Charitable Giving During a Pandemic

Oct 5, 2020 Heather Belli Posted in Articles

In the span of weeks, the COVID-19 pandemic and an earlier than expected start to California’s fire season have impacted every aspect of our communities, including the nonprofit sector. Whether it is health-related, a safety net organization serving the vulnerable, or focused on the arts and education, many nonprofits are struggling. For the seasoned philanthropist and newbie donor alike, now is a great time to do some research and make your dollars make a big difference during these tumultuous times.

What should you consider if determining how best to help?

Do you support short-term relief or long-term recovery?

With so many worthy causes, it is tempting to focus on organizations that provide immediate assistance. Charities that advocate policy change can be key to rebuilding, so some donors create buckets to support both relief and recovery.

Do you focus on local or global philanthropy?

You may have typically focused your giving on local organizations, but keep in mind that the pandemic has affected regions disproportionately. Making a donation to areas with fewer resources may be equally rewarding and give your dollars more impact.

How much control do you want in how your gift is used?
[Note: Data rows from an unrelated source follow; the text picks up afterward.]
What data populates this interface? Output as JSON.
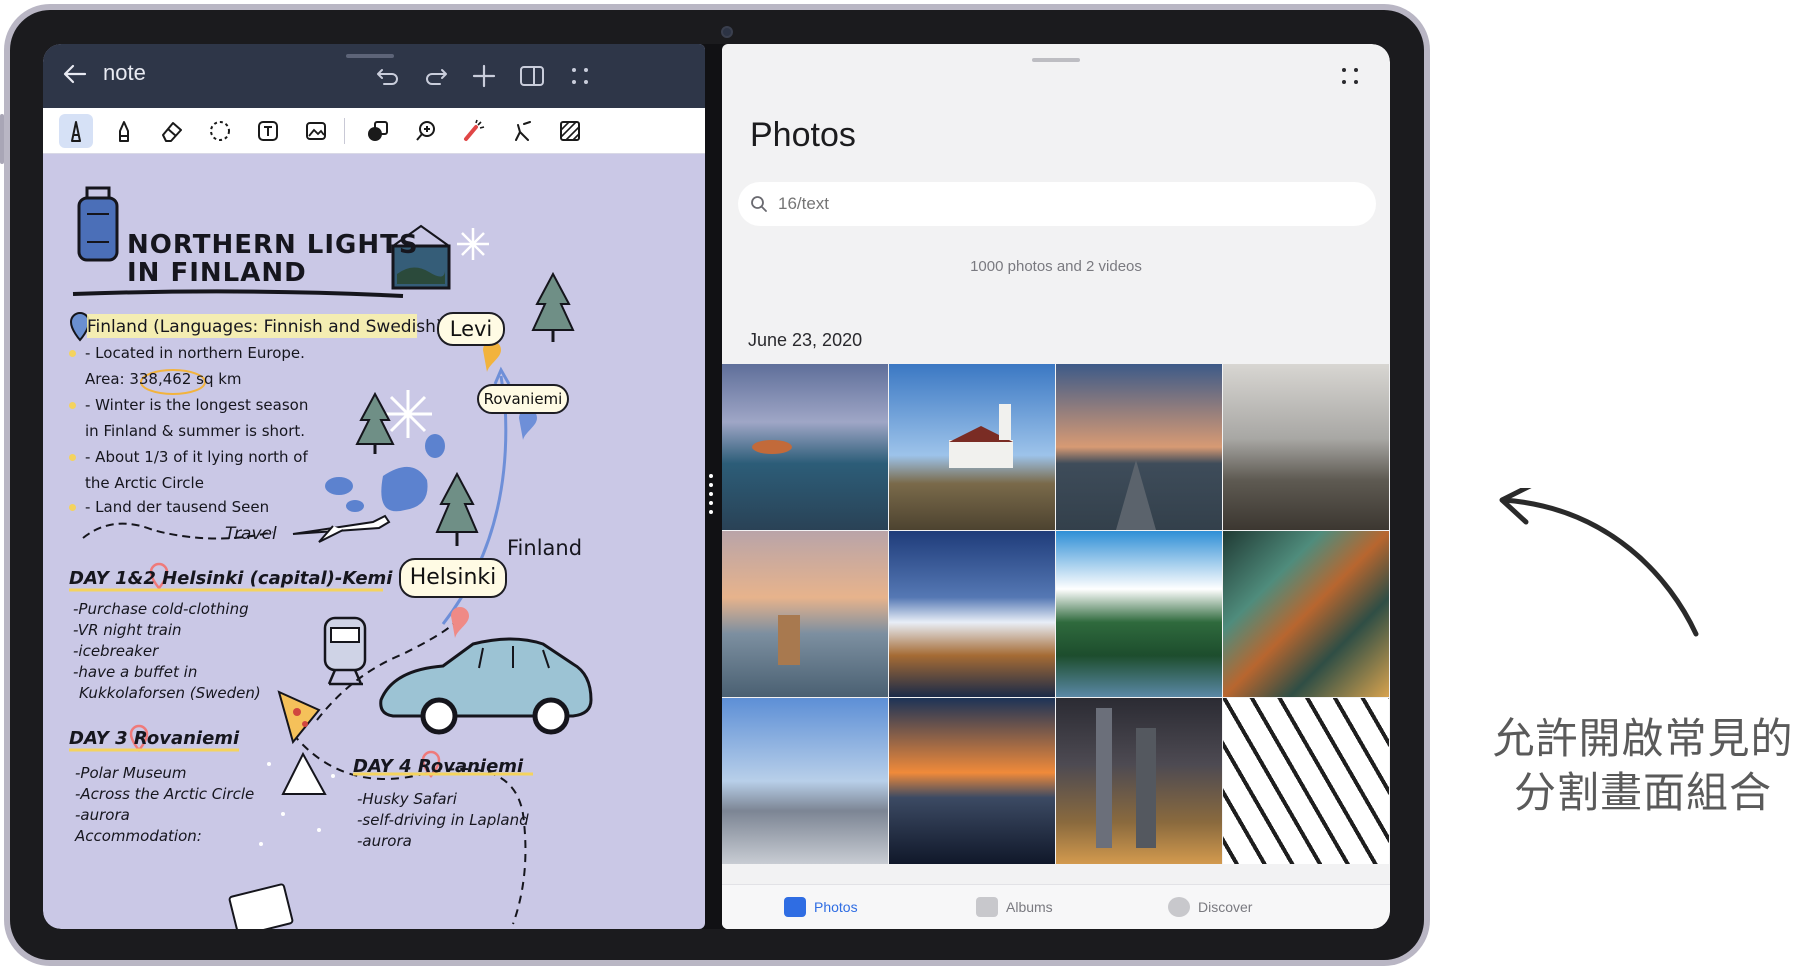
{
  "note_app": {
    "title": "note",
    "heading_line1": "NORTHERN LIGHTS",
    "heading_line2": "IN FINLAND",
    "country_line": "Finland (Languages: Finnish and Swedish)",
    "facts": [
      "- Located in northern Europe.",
      "Area: 338,462 sq km",
      "- Winter is the longest season",
      "in Finland &  summer is short.",
      "- About 1/3 of it lying north of",
      "the Arctic Circle",
      "- Land der tausend Seen"
    ],
    "travel_label": "Travel",
    "finland_label": "Finland",
    "bubbles": {
      "levi": "Levi",
      "rovaniemi": "Rovaniemi",
      "helsinki": "Helsinki"
    },
    "day12": {
      "title": "DAY 1&2 Helsinki (capital)-Kemi",
      "items": [
        "-Purchase cold-clothing",
        "-VR night train",
        "-icebreaker",
        "-have a buffet in",
        "Kukkolaforsen (Sweden)"
      ]
    },
    "day3": {
      "title": "DAY 3 Rovaniemi",
      "items": [
        "-Polar Museum",
        "-Across the Arctic Circle",
        "-aurora",
        "Accommodation:"
      ]
    },
    "day4": {
      "title": "DAY 4 Rovaniemi",
      "items": [
        "-Husky Safari",
        "-self-driving in Lapland",
        "-aurora"
      ]
    }
  },
  "photos_app": {
    "title": "Photos",
    "search_placeholder": "16/text",
    "count_text": "1000 photos and 2 videos",
    "date_header": "June 23, 2020",
    "tabs": {
      "photos": "Photos",
      "albums": "Albums",
      "discover": "Discover"
    },
    "accent_color": "#2f6de3"
  },
  "caption": {
    "line1": "允許開啟常見的",
    "line2": "分割畫面組合"
  }
}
In general, there are two types of charitable gifts: restricted and unrestricted. Unrestricted gifts give the organization more flexibility in deciding where your money is most needed, and restricted gifts support a specific project or program. Many nonprofits prefer unrestricted gifts because of the flexibility it gives them, but it is a good idea to research any charitable organization you plan to support before deciding what type of gift to give.

Do you want a guide to help you make philanthropic decisions?

Given that there are over 2 million nonprofits in the U.S., an intermediary such as a community foundation might benefit you. In addition to their expertise, these resources have a vetted pool of charitable organizations you can support. Other options are joining a giving circle and making charitable giving decisions with a group. There are also rating websites such as GuideStar, Charity Navigator, and Charity Watch that can help you get a feel for an organization’s impact.

Do you want to give outside the box?

Various organizations and foundations are sponsoring COVID-19 Community Response Funds. Nonprofits, local government, businesses, and philanthropic individuals are all contributing to ensure that urgent pandemic-related grants can be made quickly. Community Response Funds are meant to channel resources and coordinate efforts related to COVID-19, and most response efforts are focused in two areas: public health and economic instability. The funds are not intended to be the only way donors should give, though they offer an additional option. One word of caution. Charity scams are especially active during emotional events such as the pandemic we are currently experiencing. The Federal Trade Commission suggests that you:

  • Research charitable organizations using the words “complaint” or “scam” to uncover any previous instances of alleged fraud.
  • Avoid a charity that asks for money transfers, bitcoin, or gift cards.
  • Take care when considering crowdfunding, as it is hard to tell the real from the fake. In addition, a gift given through a platform like, for example, may not count as a tax-deductible gift, so take time to do your due diligence.

What about a donor advised fund?

If you already have a donor advised fund (DAF), you may want to consider deploying funds sooner rather than later. For anyone unfamiliar with the concept, a donor-advised fund is a charitable investment account. The donor contributes cash or stock for an immediate tax deduction. The investment grows tax-free, and you can give the funds now or over time to your chosen charity. Contact your financial adviser to determine if a DAF makes sense for you. The recent coronavirus legislation -- the CARES Act -- is also providing a $300 tax deduction for some tax filers. Some see the COVID-19 pandemic as philanthropy’s big moment. Because charities can be more innovative and flexible than the government, philanthropy is ideally suited to filling in the gaps. The virus has also tempered the dilemma of too many choices. With millions of good causes, there has become clarity, which has led many to give now, give more, and give more flexibly – donor behavior nonprofits have advocated for years. The difference now is that the pandemic is a global crisis at a local level. The prevailing donor sentiment is: “I need to do something now – this is about me.”